In the 1970s, the company received a drum of Italian olive oil that the Alessis bottled and gifted to their friends and family for Christmas.
“Everybody went crazy for the product, so we started importing Italian olive oil, and that was the first Alessi product,” Fred says.
Fred and Tony Alessi Jr. have been the de facto heads of product development since then, adding new products to both the Vigo and Alessi lines patterned on the foods they grew up eating in their mother’s kitchen. As they added new products, they continued to leverage their father’s relationship with Tampa’s Latin shop owners to get their products placed.
“During those years, at first, [we were selling to] mom-and-pop stores,” Tony says. “When we first started doing business with Publix, they only had 40 stores. Then the business transitioned, and we transitioned along with it.”
One of Vigo’s earliest and most enduring hits was its yellow rice, a formula Tony developed. The company says its mix is the best-selling yellow rice in the United States, with between 20 and 25 million pounds of rice brought into their factory each year to be seasoned, packed and shipped. Alessi’s balsamic vinegar, also a top seller, is aged in massive wooden Italian brandy barrels for six months, a requirement by Italian law to call the final product authentic “aceto balsamic”; about 50,000 gallons of balsamic are stored at the company’s facility.
Today there’s about a 60-40 split between the share of Vigo products and Alessi products made. Olive oil, the company’s original product, is one of a handful of similar foods sold under both brands. The Alessi version is extra virgin, made from the same Italian-grown crop of olives each year.
“We try to make that same flavor every year,” Fred says. “Olive oil is natural, so the challenge is making it taste the same.” Beyond the staples, the company makes it a point to stay on top of market demands with products like cilantro-lime rice, quinoa and farro. Fred Alessi says their innovation has been mostly successful, but he refuses to follow the trends if they don’t meet Vigo standards.
“There are a lot of changes we see in this industry,” he says. “Some of the products that are coming out now, we’ve tasted them and we won’t do them.
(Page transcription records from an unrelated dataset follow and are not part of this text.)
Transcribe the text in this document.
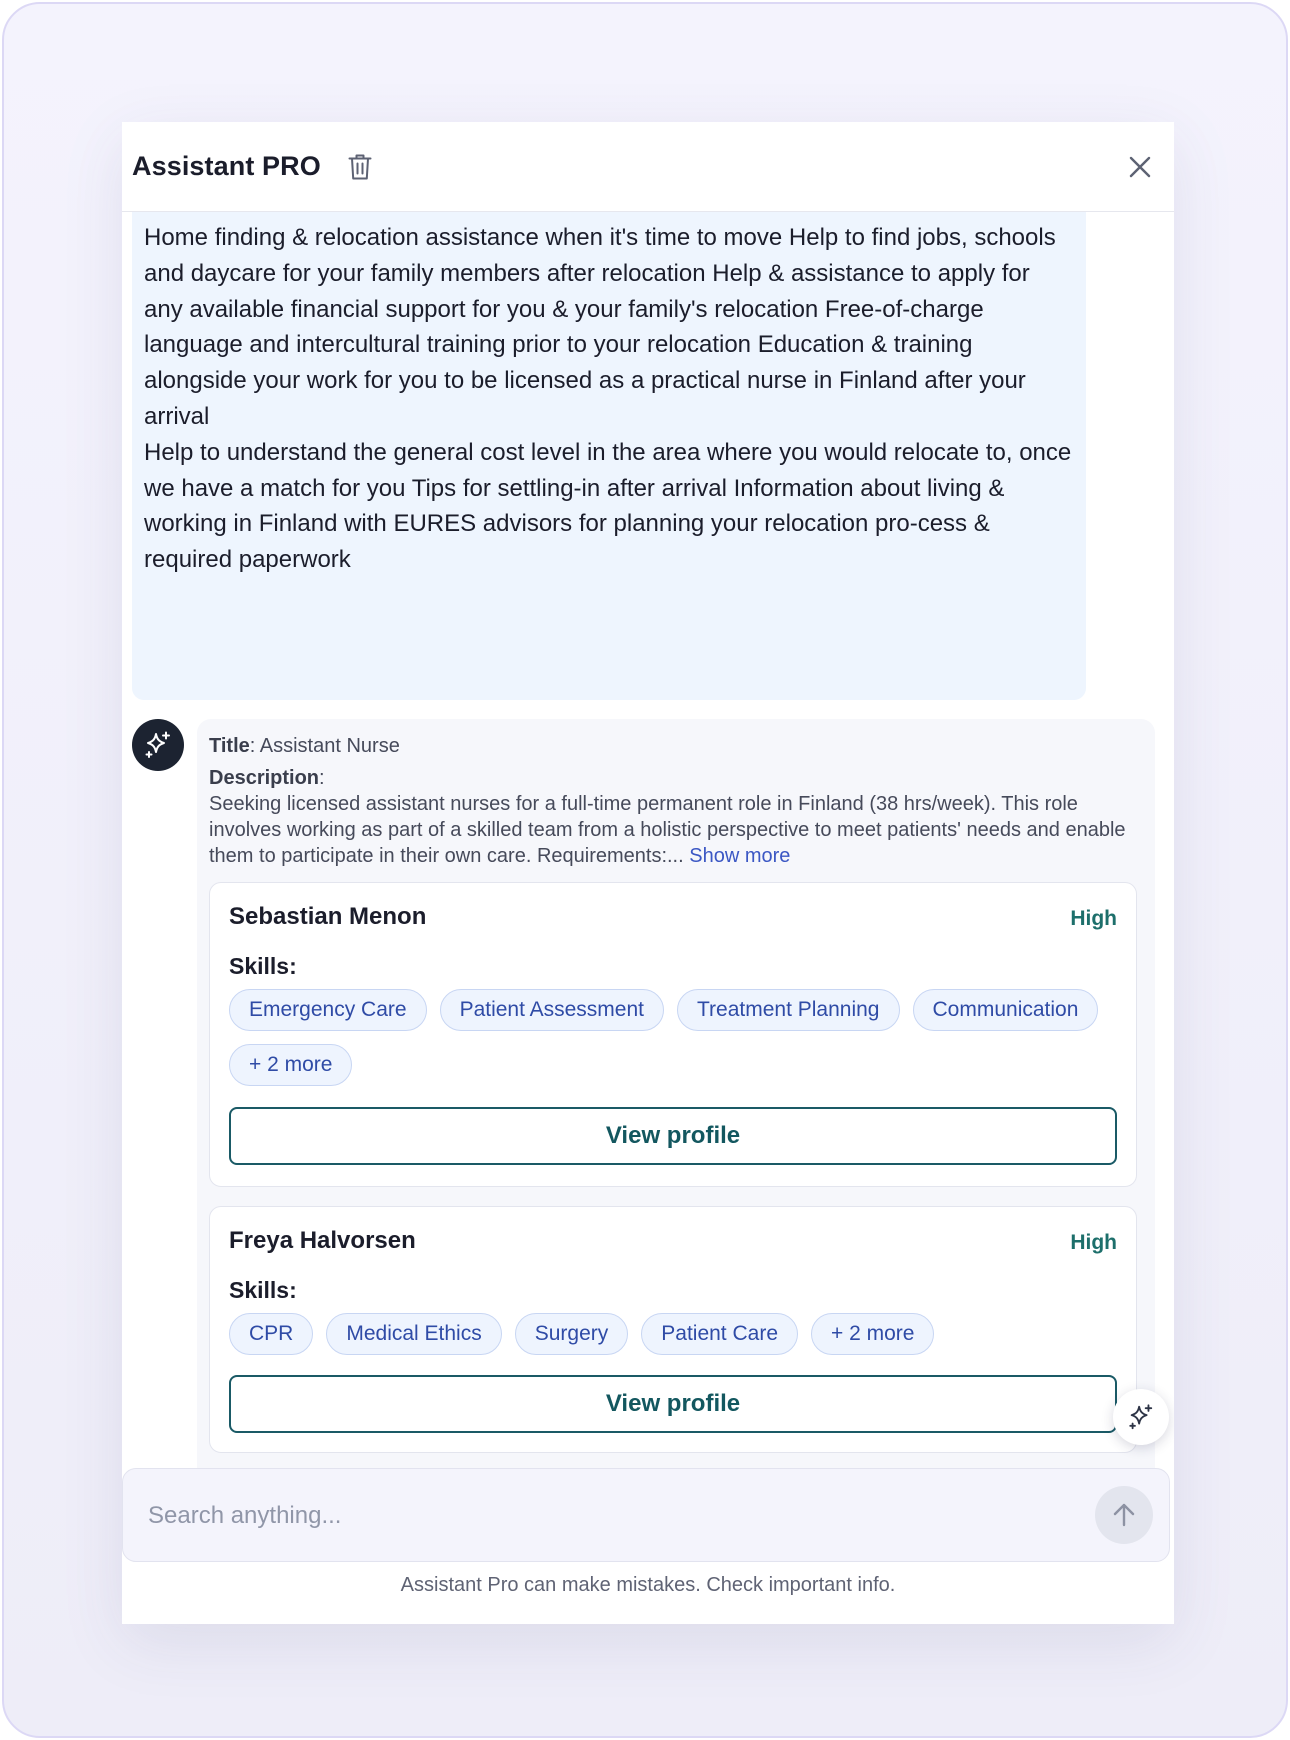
Assistant PRO

Home finding & relocation assistance when it's time to move Help to find jobs, schools and daycare for your family members after relocation Help & assistance to apply for any available financial support for you & your family's relocation Free-of-charge language and intercultural training prior to your relocation Education & training alongside your work for you to be licensed as a practical nurse in Finland after your arrival

Help to understand the general cost level in the area where you would relocate to, once we have a match for you Tips for settling-in after arrival Information about living & working in Finland with EURES advisors for planning your relocation pro-cess & required paperwork

Title: Assistant Nurse
Description:
Seeking licensed assistant nurses for a full-time permanent role in Finland (38 hrs/week). This role involves working as part of a skilled team from a holistic perspective to meet patients' needs and enable them to participate in their own care. Requirements:... Show more
Sebastian Menon	High
Skills:
Emergency Care	Patient Assessment	Treatment Planning	Communication
+ 2 more
View profile
Freya Halvorsen	High
Skills:
CPR	Medical Ethics	Surgery	Patient Care	+ 2 more
View profile
Search anything...
Assistant Pro can make mistakes. Check important info.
Our motto has always been, if we don’t take them home to feed our kids, we won’t sell them.”
One product that never made it out of the test kitchen was microwaveable rice. “It’s very convenient, but it doesn’t taste good,” says marketing director (and Tony Alessi Jr.’s daughter) Laura Alessi DeLucia. “We don’t take it home and eat it ourselves, so why sell it?”
“We even had a hard time testing it because no one wanted to eat it,” says Anthony Alessi, Fred’s son and Vigo’s IT and finance manager.
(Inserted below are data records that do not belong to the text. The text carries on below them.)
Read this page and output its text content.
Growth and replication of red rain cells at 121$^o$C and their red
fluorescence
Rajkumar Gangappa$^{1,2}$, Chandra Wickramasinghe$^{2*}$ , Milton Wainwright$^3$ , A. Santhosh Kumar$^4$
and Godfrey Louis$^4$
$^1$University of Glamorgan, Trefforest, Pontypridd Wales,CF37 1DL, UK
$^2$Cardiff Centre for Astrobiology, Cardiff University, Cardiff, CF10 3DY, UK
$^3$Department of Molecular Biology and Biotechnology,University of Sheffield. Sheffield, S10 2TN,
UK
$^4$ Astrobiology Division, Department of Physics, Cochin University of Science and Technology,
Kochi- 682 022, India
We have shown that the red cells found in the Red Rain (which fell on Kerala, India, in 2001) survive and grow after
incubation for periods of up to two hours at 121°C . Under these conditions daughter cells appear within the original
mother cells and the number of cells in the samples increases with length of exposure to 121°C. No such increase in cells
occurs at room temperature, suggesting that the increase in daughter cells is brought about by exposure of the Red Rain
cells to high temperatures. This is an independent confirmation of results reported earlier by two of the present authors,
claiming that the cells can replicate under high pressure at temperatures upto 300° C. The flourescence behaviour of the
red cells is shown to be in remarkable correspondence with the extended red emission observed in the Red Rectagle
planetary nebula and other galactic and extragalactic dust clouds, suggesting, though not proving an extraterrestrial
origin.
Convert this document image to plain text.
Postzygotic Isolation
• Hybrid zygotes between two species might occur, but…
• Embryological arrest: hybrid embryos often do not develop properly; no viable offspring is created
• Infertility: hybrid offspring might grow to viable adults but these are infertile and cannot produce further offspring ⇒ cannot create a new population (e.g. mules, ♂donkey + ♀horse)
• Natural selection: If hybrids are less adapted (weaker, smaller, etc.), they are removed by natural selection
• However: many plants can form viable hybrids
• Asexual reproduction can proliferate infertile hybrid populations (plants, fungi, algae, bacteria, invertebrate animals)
Tampanians have shown their devotion to consuming Vigo products from the very beginning. In return, the Alessi family has always made good deeds a priority, supporting causes like Feeding Tampa Bay, the Children’s Cancer Center and the Ryan Wells Foundation. Education is a key part of their philanthropy; the Alessis are significant donors to Jesuit High School, where many family members are alumni, and have given free tours of their manufacturing plant for the past 25 years.
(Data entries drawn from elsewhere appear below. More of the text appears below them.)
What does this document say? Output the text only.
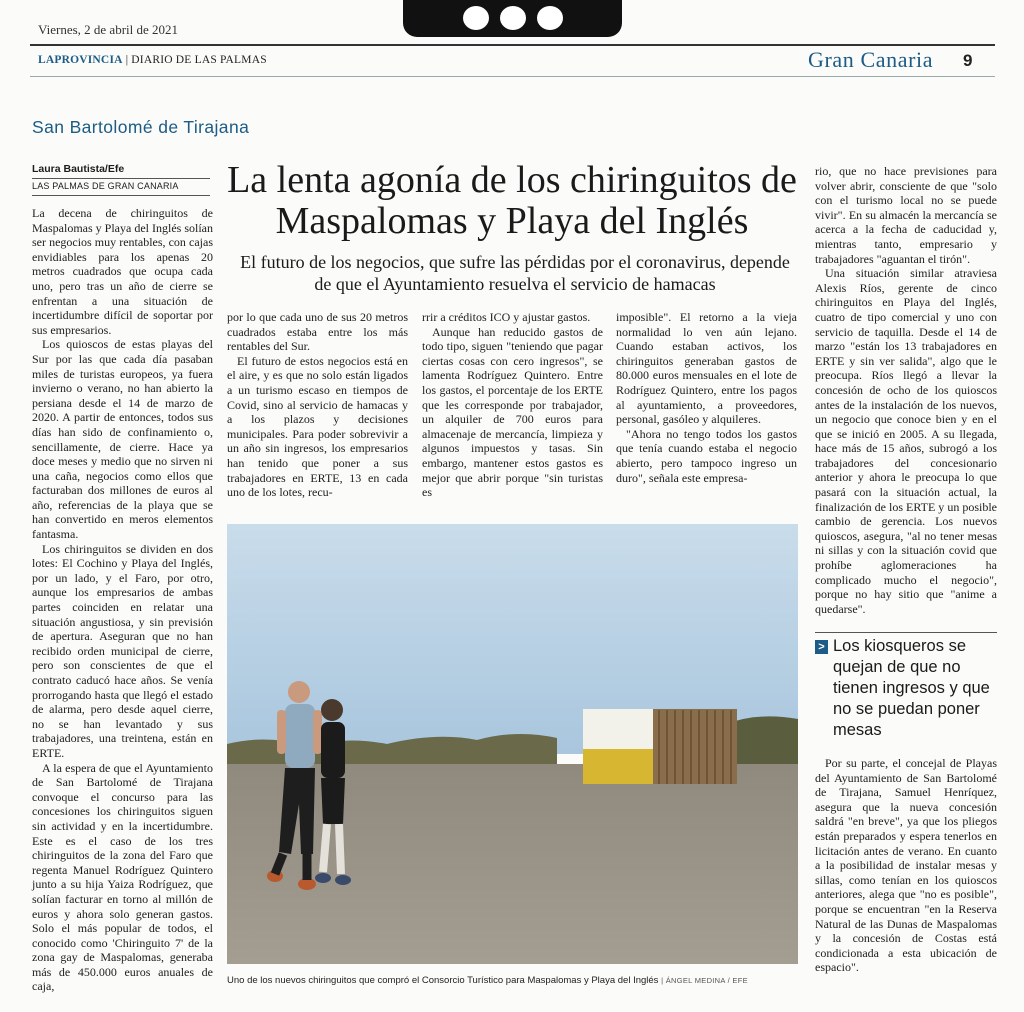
Viernes, 2 de abril de 2021
LAPROVINCIA | DIARIO DE LAS PALMAS	Gran Canaria 9
San Bartolomé de Tirajana
Laura Bautista/Efe
LAS PALMAS DE GRAN CANARIA La lenta agonía de los chiringuitos de Maspalomas y Playa del Inglés
El futuro de los negocios, que sufre las pérdidas por el coronavirus, depende de que el Ayuntamiento resuelva el servicio de hamacas

La decena de chiringuitos de Maspalomas y Playa del Inglés solían ser negocios muy rentables, con cajas envidiables para los apenas 20 metros cuadrados que ocupa cada uno, pero tras un año de cierre se enfrentan a una situación de incertidumbre difícil de soportar por sus empresarios.

Los quioscos de estas playas del Sur por las que cada día pasaban miles de turistas europeos, ya fuera invierno o verano, no han abierto la persiana desde el 14 de marzo de 2020. A partir de entonces, todos sus días han sido de confinamiento o, sencillamente, de cierre. Hace ya doce meses y medio que no sirven ni una caña, negocios como ellos que facturaban dos millones de euros al año, referencias de la playa que se han convertido en meros elementos fantasma.

Los chiringuitos se dividen en dos lotes: El Cochino y Playa del Inglés, por un lado, y el Faro, por otro, aunque los empresarios de ambas partes coinciden en relatar una situación angustiosa, y sin previsión de apertura. Aseguran que no han recibido orden municipal de cierre, pero son conscientes de que el contrato caducó hace años. Se venía prorrogando hasta que llegó el estado de alarma, pero desde aquel cierre, no se han levantado y sus trabajadores, una treintena, están en ERTE.

A la espera de que el Ayuntamiento de San Bartolomé de Tirajana convoque el concurso para las concesiones los chiringuitos siguen sin actividad y en la incertidumbre. Este es el caso de los tres chiringuitos de la zona del Faro que regenta Manuel Rodríguez Quintero junto a su hija Yaiza Rodríguez, que solían facturar en torno al millón de euros y ahora solo generan gastos. Solo el más popular de todos, el conocido como 'Chiringuito 7' de la zona gay de Maspalomas, generaba más de 450.000 euros anuales de caja,

por lo que cada uno de sus 20 metros cuadrados estaba entre los más rentables del Sur.

El futuro de estos negocios está en el aire, y es que no solo están ligados a un turismo escaso en tiempos de Covid, sino al servicio de hamacas y a los plazos y decisiones municipales. Para poder sobrevivir a un año sin ingresos, los empresarios han tenido que poner a sus trabajadores en ERTE, 13 en cada uno de los lotes, recu-

rrir a créditos ICO y ajustar gastos.

Aunque han reducido gastos de todo tipo, siguen "teniendo que pagar ciertas cosas con cero ingresos", se lamenta Rodríguez Quintero. Entre los gastos, el porcentaje de los ERTE que les corresponde por trabajador, un alquiler de 700 euros para almacenaje de mercancía, limpieza y algunos impuestos y tasas. Sin embargo, mantener estos gastos es mejor que abrir porque "sin turistas es

imposible". El retorno a la vieja normalidad lo ven aún lejano. Cuando estaban activos, los chiringuitos generaban gastos de 80.000 euros mensuales en el lote de Rodríguez Quintero, entre los pagos al ayuntamiento, a proveedores, personal, gasóleo y alquileres.

"Ahora no tengo todos los gastos que tenía cuando estaba el negocio abierto, pero tampoco ingreso un duro", señala este empresa-

rio, que no hace previsiones para volver abrir, consciente de que "solo con el turismo local no se puede vivir". En su almacén la mercancía se acerca a la fecha de caducidad y, mientras tanto, empresario y trabajadores "aguantan el tirón".

Una situación similar atraviesa Alexis Ríos, gerente de cinco chiringuitos en Playa del Inglés, cuatro de tipo comercial y uno con servicio de taquilla. Desde el 14 de marzo "están los 13 trabajadores en ERTE y sin ver salida", algo que le preocupa. Ríos llegó a llevar la concesión de ocho de los quioscos antes de la instalación de los nuevos, un negocio que conoce bien y en el que se inició en 2005. A su llegada, hace más de 15 años, subrogó a los trabajadores del concesionario anterior y ahora le preocupa lo que pasará con la situación actual, la finalización de los ERTE y un posible cambio de gerencia. Los nuevos quioscos, asegura, "al no tener mesas ni sillas y con la situación covid que prohíbe aglomeraciones ha complicado mucho el negocio", porque no hay sitio que "anime a quedarse".

> Los kiosqueros se quejan de que no tienen ingresos y que no se puedan poner mesas

Por su parte, el concejal de Playas del Ayuntamiento de San Bartolomé de Tirajana, Samuel Henríquez, asegura que la nueva concesión saldrá "en breve", ya que los pliegos están preparados y espera tenerlos en licitación antes de verano. En cuanto a la posibilidad de instalar mesas y sillas, como tenían en los quioscos anteriores, alega que "no es posible", porque se encuentran "en la Reserva Natural de las Dunas de Maspalomas y la concesión de Costas está condicionada a esta ubicación de espacio".

Uno de los nuevos chiringuitos que compró el Consorcio Turístico para Maspalomas y Playa del Inglés | ÁNGEL MEDINA / EFE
“Tampa has always been so supportive of us, and we feel it is important to reciprocate and give back to our hometown that we love so much,” DeLucia says.
“Coming from an area like Tampa, which is a peninsula as far from anywhere as you can get, it’s been good for us,” Fred adds. “Tampa has always been supportive of us.”
As Tony sees it, the people of Tampa are the only reason Vigo Importing has thrived in the last seven decades. “If it weren’t for the mom-and-pop stores that supported our father and supported us,” he says, “we wouldn’t be here.”